La noticia de que un aventurero agradecía la hospitalidad con oro y piedras preciosas viajó por todo el mundo y, para ganarse los favores del joven, la gente de los pueblos por los que pasaba le atendía como a un príncipe. Pero nadie decía nada de la promesa del muchacho.
Un día, el joven aventurero enfermó y tuvo que alojarse en una posada del camino donde no había más que un anciano y su nieto.
Un mensajero de cada pueblo donde había estado el muchacho salió a buscarlo para llevárselo y que cumpliera su promesa.
Cuál fue la sorpresa de cada mensajero cuando se encontró allí con otros muchos que reclamaban lo mismo.
-En mi pueblo cuidaremos a este muchacho mejor que nadie -decía uno.
-Es mi ciudad donde este valiente aventurero estará mejor tratado -decía otro.
Y así, discutiendo por quién debería llevarse al joven, pasaron los días. Mientras tanto, el anciano y su nieto cuidaron del muchacho y de su caballo.
El anciano, preocupado por la algarabía que se estaba formando fuera, se acercó al muchacho y le dijo:
-Amigo, tienes que elegir ahora. Si no lo haces, la gente que hay fuera va a acabar luchando por ti.
El muchacho no entendía por qué reñían, así que se levantó y salió fuera.
-No os preocupéis, estoy mejor.

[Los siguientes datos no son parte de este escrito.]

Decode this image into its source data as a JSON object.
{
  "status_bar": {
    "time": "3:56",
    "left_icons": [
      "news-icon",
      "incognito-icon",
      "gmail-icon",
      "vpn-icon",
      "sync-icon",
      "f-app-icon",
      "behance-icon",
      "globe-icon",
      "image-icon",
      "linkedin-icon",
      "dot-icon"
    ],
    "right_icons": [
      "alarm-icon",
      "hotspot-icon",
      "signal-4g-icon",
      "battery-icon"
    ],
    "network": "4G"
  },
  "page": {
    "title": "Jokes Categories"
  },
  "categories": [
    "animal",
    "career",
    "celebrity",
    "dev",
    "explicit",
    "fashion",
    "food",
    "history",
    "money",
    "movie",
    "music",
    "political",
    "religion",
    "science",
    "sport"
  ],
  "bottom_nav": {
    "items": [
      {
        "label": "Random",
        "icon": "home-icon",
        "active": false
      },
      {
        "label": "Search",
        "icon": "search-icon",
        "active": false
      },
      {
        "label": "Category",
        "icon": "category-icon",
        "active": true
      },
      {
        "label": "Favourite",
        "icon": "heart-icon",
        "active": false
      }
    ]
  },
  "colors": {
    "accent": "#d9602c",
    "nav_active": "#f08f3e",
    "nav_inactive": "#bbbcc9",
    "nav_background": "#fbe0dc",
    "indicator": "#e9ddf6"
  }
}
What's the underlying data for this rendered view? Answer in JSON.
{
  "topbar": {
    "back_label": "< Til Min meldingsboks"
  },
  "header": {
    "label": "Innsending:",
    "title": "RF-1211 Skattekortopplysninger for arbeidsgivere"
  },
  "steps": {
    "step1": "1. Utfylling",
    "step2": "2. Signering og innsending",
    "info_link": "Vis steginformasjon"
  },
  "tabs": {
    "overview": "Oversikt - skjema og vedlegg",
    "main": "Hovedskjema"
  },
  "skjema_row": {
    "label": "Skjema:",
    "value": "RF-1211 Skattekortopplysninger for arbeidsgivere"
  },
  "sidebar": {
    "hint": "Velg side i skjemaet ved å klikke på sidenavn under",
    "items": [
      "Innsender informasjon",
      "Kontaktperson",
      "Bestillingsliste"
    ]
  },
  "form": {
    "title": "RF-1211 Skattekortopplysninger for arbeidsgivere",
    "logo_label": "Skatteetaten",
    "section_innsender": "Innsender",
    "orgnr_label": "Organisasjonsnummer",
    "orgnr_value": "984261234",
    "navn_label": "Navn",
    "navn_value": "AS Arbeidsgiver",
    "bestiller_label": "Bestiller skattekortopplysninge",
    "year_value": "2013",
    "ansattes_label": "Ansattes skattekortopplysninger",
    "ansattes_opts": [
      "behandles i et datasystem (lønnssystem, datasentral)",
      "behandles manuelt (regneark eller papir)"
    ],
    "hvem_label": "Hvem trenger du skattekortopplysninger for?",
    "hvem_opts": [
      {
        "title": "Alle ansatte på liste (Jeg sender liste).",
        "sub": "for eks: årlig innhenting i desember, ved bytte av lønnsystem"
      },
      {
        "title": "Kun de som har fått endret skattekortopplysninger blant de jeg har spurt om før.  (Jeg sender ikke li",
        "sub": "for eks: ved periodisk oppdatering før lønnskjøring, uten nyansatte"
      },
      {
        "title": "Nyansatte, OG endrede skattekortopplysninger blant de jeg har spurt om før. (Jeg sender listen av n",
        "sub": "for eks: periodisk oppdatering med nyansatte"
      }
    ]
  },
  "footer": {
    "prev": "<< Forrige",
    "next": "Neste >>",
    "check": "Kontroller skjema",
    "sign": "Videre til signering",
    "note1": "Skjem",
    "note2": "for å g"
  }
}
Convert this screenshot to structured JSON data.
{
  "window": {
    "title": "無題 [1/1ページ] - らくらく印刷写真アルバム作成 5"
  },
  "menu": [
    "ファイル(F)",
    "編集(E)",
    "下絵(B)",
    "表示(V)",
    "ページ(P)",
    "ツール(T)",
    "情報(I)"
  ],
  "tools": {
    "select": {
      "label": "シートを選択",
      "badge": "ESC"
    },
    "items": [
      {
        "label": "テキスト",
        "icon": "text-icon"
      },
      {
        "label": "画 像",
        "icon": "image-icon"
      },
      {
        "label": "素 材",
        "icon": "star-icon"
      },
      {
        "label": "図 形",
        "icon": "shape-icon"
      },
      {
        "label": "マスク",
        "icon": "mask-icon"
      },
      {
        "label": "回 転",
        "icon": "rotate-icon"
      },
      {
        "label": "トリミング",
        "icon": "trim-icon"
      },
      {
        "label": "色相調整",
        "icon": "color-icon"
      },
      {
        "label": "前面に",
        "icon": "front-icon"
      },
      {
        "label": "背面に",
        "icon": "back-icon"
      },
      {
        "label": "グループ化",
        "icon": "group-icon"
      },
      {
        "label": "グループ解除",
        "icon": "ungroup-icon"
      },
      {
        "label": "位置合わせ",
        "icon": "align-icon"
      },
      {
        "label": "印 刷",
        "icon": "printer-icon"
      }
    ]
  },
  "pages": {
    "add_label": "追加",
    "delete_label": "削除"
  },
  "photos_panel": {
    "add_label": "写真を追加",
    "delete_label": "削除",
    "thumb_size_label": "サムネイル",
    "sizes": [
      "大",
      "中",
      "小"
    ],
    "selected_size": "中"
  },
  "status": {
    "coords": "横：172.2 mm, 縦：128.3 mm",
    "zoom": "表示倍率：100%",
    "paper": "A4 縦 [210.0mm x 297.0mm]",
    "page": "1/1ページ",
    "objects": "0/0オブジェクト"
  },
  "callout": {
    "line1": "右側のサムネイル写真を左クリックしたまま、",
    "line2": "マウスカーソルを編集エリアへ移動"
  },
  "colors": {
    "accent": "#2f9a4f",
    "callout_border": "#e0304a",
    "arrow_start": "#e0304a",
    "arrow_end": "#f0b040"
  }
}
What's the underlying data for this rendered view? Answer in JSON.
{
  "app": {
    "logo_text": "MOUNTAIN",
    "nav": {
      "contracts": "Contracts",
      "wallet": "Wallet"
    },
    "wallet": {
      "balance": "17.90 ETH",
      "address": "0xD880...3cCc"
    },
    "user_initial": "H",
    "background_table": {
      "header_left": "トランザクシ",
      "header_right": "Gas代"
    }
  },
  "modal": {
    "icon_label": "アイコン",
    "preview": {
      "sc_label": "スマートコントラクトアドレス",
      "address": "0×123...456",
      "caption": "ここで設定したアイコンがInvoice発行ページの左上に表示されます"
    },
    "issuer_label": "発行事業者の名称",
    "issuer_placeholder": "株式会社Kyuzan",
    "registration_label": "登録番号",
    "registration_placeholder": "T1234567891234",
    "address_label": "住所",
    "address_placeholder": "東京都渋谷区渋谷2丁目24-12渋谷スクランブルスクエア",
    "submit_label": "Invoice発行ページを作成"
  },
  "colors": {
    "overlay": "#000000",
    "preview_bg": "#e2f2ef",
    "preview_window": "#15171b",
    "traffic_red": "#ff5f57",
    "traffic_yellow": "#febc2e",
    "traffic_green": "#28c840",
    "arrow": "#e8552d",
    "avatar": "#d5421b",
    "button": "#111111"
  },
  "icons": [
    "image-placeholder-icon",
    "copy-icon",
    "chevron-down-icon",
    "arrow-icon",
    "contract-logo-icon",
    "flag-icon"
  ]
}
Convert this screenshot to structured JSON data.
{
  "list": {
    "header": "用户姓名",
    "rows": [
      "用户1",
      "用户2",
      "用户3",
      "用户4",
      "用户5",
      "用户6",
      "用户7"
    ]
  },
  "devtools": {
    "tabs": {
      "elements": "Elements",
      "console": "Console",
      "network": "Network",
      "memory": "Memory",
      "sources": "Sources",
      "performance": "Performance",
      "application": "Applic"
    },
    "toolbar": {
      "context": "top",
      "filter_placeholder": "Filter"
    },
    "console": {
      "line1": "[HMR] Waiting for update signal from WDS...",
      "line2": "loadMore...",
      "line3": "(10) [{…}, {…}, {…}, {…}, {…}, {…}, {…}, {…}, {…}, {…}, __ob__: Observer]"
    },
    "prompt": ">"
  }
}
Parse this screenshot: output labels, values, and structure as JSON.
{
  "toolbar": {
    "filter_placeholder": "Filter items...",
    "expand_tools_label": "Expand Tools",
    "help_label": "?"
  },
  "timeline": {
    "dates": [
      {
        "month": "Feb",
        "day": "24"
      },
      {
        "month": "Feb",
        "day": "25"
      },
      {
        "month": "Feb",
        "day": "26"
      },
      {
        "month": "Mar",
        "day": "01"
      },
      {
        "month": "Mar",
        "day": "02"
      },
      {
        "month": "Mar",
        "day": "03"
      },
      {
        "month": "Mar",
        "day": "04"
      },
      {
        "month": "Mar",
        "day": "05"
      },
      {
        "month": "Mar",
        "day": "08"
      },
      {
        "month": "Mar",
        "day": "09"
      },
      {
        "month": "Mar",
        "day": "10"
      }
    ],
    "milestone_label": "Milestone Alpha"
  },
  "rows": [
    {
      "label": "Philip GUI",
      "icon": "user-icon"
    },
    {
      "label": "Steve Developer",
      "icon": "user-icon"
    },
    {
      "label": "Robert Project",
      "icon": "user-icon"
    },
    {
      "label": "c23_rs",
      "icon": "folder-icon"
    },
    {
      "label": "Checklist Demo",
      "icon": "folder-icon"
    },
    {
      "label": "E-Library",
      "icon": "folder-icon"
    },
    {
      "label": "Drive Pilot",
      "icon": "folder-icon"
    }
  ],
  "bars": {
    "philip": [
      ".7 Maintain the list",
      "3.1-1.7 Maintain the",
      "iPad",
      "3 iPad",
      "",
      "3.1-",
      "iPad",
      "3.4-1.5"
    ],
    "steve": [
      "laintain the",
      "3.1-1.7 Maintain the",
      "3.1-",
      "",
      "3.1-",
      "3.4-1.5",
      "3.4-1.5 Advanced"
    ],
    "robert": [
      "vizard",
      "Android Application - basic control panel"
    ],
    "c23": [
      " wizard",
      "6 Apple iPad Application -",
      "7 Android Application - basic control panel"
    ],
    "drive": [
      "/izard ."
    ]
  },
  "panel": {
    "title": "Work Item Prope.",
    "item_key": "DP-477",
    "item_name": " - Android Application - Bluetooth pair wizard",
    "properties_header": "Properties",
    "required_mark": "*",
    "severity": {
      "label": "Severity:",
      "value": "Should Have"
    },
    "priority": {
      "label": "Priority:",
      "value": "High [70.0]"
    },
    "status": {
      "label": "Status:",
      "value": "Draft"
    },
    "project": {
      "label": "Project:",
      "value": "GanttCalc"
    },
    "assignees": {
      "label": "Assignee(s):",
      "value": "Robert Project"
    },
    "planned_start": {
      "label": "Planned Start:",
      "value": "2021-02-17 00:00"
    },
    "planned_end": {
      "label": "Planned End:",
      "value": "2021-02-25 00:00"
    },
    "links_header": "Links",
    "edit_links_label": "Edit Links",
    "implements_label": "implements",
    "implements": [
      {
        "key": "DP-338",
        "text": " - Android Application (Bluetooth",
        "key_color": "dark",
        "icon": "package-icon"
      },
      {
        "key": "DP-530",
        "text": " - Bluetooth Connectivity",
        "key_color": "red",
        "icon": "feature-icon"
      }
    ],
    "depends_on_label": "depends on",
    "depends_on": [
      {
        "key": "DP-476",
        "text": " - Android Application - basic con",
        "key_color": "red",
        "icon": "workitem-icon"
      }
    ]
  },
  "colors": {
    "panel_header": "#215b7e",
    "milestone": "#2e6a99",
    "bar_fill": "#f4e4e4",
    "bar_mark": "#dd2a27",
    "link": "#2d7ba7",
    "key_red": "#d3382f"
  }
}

En unos días podré seguir mi camino.
-Nos engañaste -dijo uno de los mensajeros-. A todos nos dijiste que elegirías nuestro pueblo para vivir cuando llegara el momento.
Entonces, el joven aventurero se dio cuenta de que no había sido honesto con la gente que le había atendido.
-Eso que os dije no era más que un cumplido, cosas que se dicen para quedar bien con la gente y que no significan nada -dijo el joven.
-¿Para eso nos hemos esforzado en atenderte como a un rey? -dijo uno de los enviados.
-Si vuestra amabilidad era por mi oro y mis joyas, no os preocupéis. Lo he perdido todo -dijo el joven.
Los mensajeros, al oír aquello, se fueron por donde habían venido. Si el joven no tenía nada que ofrecerles ya no les servía de nada.
Solo uno de los mensajeros se quedó allí. El hombre le dijo:
-Fuiste agradecido y agradable en tu paso por mi pueblo. Cuando nos necesites, allí tienes tu casa.
-¿No quieres oro ni piedras preciosas? -preguntó el joven.
-Ganaste nuestro corazón mucho antes de ver tu fortuna. Además, con lo que tenemos es suficiente.
-Gracias, amigo. Algún día volveré, y esto es una promesa, no un cumplido.
El joven se recuperó y volvió a viajar. Aunque nada se sabe de dónde acabó, el joven caballero visitaba todo los años aquel pueblo donde tan bien le recibían.
En sus viajes, conoció nuevos pueblos y ciudades. Pero ya no prometió volver para quedarse. En su lugar, prometió volver a visitarlos cuando volviera a viajar por aquellas tierras.